Paradigma baru pendidikan lebih menekankan pada peserta didik sebagai manusia yang memiliki potensi untuk belajar dan berkembang. Siswa harus aktif dalam pencarian dan pengembangan pengetahuan. Kebenaran ilmu tidak terbatas pada apa yang disampaikan oleh guru. Guru harus mengubah perannya, tidak lagi sebagai pemegang otoritas tertinggi keilmuan dan indoktriner, tetapi menjadi fasilitator yang membimbing siswa ke arah pembentukan pengetahuan oleh diri mereka sendiri. Melalui paradigma baru tersebut diharapkan di kelas siswa aktif dalam belajar, aktif berdiskusi, berani menyampaikan gagasan dan menerima gagasan dari orang lain, dan memiliki kepercayaan diri yang tinggi (Zamroni, 2000).

Filsafat Kontruktivis dan Pembelajaran Kontekstual
Pada bagian ini akan diuraikan beberapa pendekatan baru dalam pembelajaran matematika yang relevan dengan paradigma baru pendidikan sebagaimana dijelaskan di atas.
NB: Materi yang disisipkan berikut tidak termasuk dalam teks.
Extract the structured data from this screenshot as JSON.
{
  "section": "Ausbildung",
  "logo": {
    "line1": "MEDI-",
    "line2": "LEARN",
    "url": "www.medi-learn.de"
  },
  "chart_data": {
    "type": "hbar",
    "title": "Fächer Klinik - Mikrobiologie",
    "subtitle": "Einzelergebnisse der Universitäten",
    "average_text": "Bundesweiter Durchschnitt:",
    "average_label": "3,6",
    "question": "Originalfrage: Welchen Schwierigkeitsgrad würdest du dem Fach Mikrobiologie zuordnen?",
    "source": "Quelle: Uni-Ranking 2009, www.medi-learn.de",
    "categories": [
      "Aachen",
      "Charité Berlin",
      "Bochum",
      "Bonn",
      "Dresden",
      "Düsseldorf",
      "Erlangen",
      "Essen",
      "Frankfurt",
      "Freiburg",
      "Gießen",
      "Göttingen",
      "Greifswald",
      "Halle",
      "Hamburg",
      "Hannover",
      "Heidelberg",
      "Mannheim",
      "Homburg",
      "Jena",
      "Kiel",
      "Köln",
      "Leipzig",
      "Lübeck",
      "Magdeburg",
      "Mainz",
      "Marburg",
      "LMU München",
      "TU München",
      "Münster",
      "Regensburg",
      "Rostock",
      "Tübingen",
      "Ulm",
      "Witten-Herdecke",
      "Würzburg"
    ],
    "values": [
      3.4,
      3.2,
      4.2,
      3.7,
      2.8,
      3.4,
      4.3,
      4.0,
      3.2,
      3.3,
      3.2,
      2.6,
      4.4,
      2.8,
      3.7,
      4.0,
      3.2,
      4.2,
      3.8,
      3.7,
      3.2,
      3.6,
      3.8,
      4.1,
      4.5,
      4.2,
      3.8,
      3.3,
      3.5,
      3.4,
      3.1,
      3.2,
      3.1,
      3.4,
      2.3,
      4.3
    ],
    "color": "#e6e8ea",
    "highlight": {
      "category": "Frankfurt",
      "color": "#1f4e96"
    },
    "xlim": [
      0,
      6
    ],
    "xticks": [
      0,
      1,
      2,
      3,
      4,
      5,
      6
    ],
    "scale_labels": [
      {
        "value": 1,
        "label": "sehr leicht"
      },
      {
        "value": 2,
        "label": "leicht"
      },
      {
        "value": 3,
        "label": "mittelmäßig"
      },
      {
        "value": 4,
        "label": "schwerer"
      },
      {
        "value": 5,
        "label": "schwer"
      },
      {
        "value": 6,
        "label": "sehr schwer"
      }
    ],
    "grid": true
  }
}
Pedekatan terebut adalah: konstruktivis dan pembelajaran kontekstual (contextual teaching and learning).

Konstruktivis
Menurut faham konstruktivis pengetahuan merupakan konstruksi (bentukan) dari orang yang mengenal sesuatu (skemata). Pengetahuan tidak bisa ditransfer dari guru kepada orang lain, karena setiap orang mempunyai skema sendiri tentang apa yang diketahuinya. Pembentukan pengetahuan merupakan proses kognitif di mana terjadi proses asimilasi dan akomodasi untuk mencapai suatu keseimbangan sehingga terbentuk suatu skema (jamak: skemata) yang baru. Seseorang yang belajar itu berarti membentuk pengertian atau pengetahuan secara aktif dan terus-menerus (Suparno, 1997).
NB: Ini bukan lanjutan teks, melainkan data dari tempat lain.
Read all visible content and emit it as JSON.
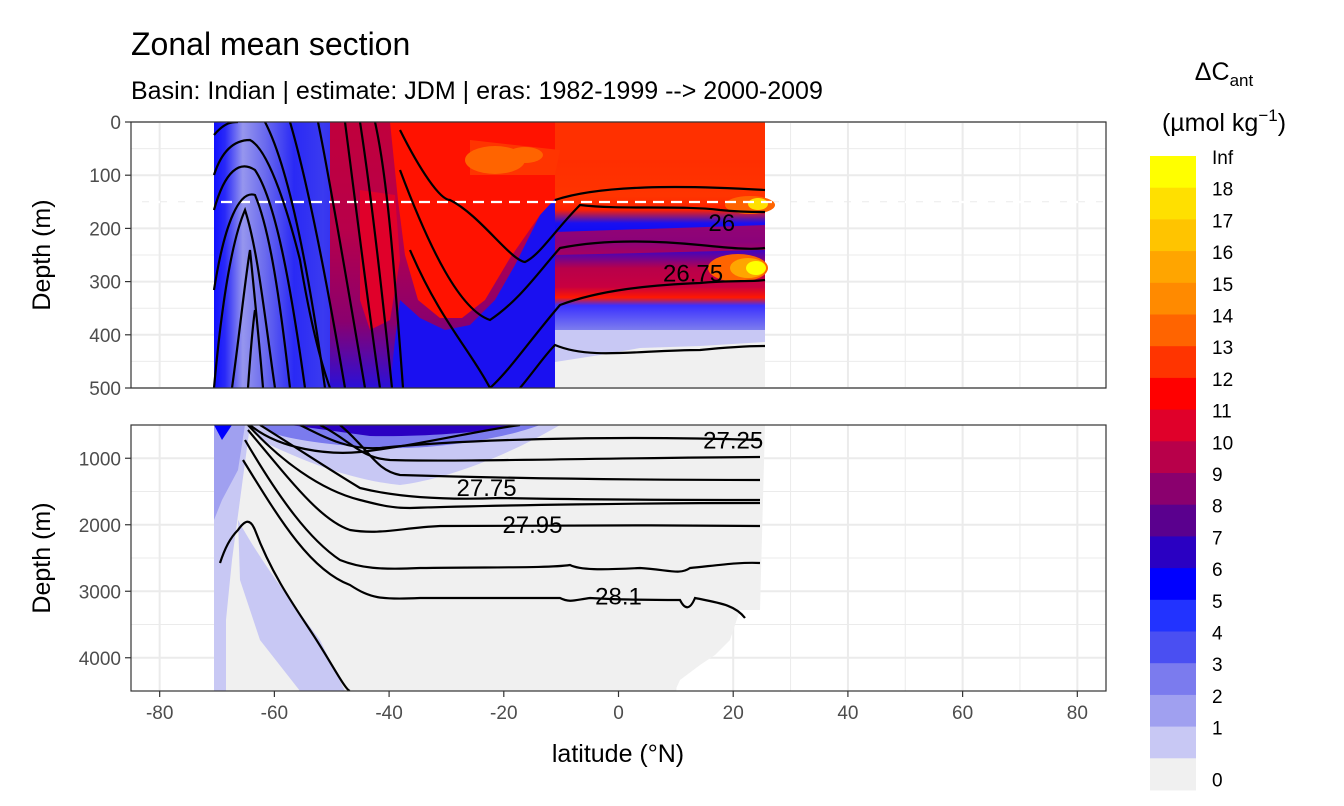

Prinsip-prinsip kontruktivisme banyak digunakan dalam pembelajaran sains dan matematika. Prinsip-prinsip yang diambil adalah (1) pengetahuan dibangun oleh siswa sendiri, baik secara personal maupun sosial, (2) pengetahuan tidak dapat dipindahkan dari guru ke siswa, kecuali hanya dengan keaktifan siswa sendiri untuk menalar, (3) murid aktif mengkonstruksi terus-menerus, sehingga selalu terjadi perubahan konsep menuju konsep yang lebih rinci, lengkap, serta sesuai dengan konsep ilmiah, (4) guru sekadar membantu penyediakan sarana dan situasi agar proses konstruksi siswa berjalan mulus (Suparno, 1997).
Menurut filsafat konstruktivis berpikir yang baik adalah lebih penting daripada mempunyai jawaban yang benar atas suatu persoalan yang dipelajari. Seseorang yang mempunyai cara berpikir yang baik, dalam arti bahwa cara berpikirnya dapat digunakan untuk menghadapi fenomen baru, akan dapat menemukan pemecahan dalam menghadapi persoalan lain (Suparno, 1997).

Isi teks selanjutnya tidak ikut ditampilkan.